The HMM's topology imposes several simplifications on biological reality. Firstly, no attempt is made to model transcription start sites and polyadenylation sites. Instead, a gene starts either with a start codon (for the case where coding starts in the first exon) or with a non-coding splice donor (the end of the first exon where coding starts in some later exon). Similarly, it ends with either a stop codon or a non-coding splice acceptor. Secondly, non-coding transcripts are excluded for the same reason. Thirdly, genes with a single coding exon are handled, but are not treated specially despite evidence [50] that they should be: such genes often arise from reverse transcription of mature mRNAs, so that their single exon tends to be as long as several exons in the more common kinds of genes. As a result, few are predicted. Fourthly, no provision is made for overlapping or embedded genes, on either the same or opposite strands, although alternative paths through the lattice can be pulled out once the HMM has run. Fifthly, no provision is made for start and stop codons interrupted by introns, largely because of the difficulties of training the classifier on sufficient numbers of these relatively rare cases. Sixthly, as stated earlier, only AG acceptor sites and GT donors are considered, for similar reasons.

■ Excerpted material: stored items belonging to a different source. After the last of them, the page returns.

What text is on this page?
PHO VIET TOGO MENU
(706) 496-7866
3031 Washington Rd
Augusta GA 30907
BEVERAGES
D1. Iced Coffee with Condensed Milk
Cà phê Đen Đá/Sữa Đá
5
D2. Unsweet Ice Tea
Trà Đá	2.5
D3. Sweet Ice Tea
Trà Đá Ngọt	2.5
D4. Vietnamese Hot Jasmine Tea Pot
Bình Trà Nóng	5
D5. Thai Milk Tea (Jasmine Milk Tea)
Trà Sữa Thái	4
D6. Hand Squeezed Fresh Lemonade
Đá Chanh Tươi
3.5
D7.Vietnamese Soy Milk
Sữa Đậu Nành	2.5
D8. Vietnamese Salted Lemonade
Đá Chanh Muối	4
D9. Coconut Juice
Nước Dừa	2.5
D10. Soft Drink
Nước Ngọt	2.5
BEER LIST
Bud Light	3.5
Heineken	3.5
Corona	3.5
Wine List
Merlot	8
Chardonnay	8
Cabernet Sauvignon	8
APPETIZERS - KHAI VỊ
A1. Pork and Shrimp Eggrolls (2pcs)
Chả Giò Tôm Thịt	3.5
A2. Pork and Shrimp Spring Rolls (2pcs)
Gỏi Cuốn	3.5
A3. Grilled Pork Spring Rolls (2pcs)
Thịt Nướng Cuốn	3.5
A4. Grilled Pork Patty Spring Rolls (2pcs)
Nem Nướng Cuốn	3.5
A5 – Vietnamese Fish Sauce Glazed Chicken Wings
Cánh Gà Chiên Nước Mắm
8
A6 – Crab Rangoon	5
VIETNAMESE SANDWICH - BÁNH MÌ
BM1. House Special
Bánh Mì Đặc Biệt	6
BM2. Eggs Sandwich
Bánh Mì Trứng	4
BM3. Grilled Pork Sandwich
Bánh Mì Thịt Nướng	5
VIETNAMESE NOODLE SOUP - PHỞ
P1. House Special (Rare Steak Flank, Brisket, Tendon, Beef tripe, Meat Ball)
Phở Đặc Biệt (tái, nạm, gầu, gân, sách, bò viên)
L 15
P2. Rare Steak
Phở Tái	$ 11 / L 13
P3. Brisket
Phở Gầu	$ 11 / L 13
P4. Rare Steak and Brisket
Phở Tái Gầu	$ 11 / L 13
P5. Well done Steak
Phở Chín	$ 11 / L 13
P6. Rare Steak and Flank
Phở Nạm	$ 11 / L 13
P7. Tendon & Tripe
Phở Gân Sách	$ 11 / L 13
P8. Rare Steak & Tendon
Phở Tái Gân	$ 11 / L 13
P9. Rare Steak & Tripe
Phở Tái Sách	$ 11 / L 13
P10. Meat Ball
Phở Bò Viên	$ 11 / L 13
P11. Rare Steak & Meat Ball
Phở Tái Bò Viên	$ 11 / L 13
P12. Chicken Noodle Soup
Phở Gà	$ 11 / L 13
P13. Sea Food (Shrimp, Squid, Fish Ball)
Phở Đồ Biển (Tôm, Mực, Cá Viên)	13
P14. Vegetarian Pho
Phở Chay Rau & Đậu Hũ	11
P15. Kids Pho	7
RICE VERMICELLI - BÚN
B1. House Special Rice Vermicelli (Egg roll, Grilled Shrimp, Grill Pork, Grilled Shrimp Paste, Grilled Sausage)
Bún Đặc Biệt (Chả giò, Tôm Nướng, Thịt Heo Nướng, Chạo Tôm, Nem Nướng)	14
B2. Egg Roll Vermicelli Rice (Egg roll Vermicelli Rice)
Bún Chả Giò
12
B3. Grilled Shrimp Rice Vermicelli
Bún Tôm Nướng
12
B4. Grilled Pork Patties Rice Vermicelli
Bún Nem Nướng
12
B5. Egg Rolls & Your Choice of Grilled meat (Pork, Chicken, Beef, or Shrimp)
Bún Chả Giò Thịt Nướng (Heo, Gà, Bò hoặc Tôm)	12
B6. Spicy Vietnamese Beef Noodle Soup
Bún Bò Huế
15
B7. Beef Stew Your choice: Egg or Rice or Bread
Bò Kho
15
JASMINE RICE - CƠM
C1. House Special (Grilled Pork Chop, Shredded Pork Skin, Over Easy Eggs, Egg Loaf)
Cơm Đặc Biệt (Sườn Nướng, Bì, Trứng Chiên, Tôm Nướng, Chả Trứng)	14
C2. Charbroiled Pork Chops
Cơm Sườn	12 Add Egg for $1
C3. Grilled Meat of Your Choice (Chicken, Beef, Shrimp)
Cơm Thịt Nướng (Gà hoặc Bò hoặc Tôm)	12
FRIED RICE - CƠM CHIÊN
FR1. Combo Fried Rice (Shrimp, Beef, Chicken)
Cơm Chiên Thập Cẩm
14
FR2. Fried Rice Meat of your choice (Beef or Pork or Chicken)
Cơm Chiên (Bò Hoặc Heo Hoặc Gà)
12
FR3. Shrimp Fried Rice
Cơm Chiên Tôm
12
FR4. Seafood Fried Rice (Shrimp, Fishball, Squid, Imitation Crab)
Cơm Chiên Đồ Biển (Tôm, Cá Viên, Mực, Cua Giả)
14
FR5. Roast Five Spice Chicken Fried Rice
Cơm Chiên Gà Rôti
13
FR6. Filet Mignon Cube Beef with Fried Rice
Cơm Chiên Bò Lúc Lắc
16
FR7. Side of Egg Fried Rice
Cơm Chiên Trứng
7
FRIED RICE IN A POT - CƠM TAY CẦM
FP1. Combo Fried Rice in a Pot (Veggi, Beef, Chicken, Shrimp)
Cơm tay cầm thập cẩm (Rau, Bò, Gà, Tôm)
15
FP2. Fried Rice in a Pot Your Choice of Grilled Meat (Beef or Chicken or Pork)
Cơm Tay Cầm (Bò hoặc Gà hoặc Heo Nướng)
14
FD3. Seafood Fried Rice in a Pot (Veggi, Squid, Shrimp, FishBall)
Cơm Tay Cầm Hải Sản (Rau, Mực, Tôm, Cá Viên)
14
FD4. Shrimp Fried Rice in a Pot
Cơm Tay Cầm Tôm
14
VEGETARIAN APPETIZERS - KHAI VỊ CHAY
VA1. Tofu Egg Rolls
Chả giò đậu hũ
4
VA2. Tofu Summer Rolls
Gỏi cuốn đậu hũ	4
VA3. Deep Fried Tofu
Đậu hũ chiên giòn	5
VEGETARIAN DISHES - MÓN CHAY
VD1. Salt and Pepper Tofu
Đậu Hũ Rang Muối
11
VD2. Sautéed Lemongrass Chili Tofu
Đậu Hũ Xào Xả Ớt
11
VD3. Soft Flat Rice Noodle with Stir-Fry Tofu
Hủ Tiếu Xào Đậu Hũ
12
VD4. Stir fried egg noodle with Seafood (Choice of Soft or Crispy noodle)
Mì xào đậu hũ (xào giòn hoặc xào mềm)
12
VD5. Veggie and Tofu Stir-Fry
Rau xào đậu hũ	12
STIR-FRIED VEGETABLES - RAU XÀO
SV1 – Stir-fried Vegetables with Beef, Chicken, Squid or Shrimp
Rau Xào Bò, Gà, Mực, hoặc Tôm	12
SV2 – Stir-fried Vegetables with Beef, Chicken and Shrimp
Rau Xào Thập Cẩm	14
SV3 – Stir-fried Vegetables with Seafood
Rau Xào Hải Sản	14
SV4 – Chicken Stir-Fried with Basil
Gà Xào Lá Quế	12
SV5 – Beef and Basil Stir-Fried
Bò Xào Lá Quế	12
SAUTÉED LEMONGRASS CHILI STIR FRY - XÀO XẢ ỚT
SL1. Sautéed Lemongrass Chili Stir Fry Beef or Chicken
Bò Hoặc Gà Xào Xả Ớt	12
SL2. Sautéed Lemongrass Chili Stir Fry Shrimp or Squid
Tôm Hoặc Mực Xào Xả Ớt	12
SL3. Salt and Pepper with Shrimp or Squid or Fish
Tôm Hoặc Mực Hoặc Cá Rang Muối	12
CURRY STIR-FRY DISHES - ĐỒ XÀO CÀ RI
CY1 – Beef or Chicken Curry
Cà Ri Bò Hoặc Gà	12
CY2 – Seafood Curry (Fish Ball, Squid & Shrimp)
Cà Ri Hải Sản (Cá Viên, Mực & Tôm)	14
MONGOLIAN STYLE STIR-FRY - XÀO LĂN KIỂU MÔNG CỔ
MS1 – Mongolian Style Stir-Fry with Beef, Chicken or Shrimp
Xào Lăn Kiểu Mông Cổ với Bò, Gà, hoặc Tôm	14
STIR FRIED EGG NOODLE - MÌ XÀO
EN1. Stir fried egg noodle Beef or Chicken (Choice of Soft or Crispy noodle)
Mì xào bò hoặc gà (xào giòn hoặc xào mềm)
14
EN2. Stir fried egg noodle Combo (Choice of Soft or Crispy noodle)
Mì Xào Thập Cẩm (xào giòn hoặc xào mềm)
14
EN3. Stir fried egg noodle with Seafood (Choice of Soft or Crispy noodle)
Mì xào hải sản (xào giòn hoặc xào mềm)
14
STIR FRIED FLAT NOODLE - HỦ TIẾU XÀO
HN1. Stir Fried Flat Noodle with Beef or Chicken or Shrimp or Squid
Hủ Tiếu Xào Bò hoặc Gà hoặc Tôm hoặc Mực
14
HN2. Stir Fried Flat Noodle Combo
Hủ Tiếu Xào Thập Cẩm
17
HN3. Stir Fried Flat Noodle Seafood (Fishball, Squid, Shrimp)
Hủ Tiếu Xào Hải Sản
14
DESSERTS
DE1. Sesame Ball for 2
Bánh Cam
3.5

The first of these simplifications is applied because transcription start sites and polyadenylation sites are notoriously hard to model accurately and in most cases are not even known precisely. Each of the other simplifications makes the overall model simpler, excluding various rare and, therefore, hard-to-train cases; we believe that these decisions make an overall positive contribution to accuracy by ruling out many false positives, at the admitted cost of also excluding a relatively small number of correct structures.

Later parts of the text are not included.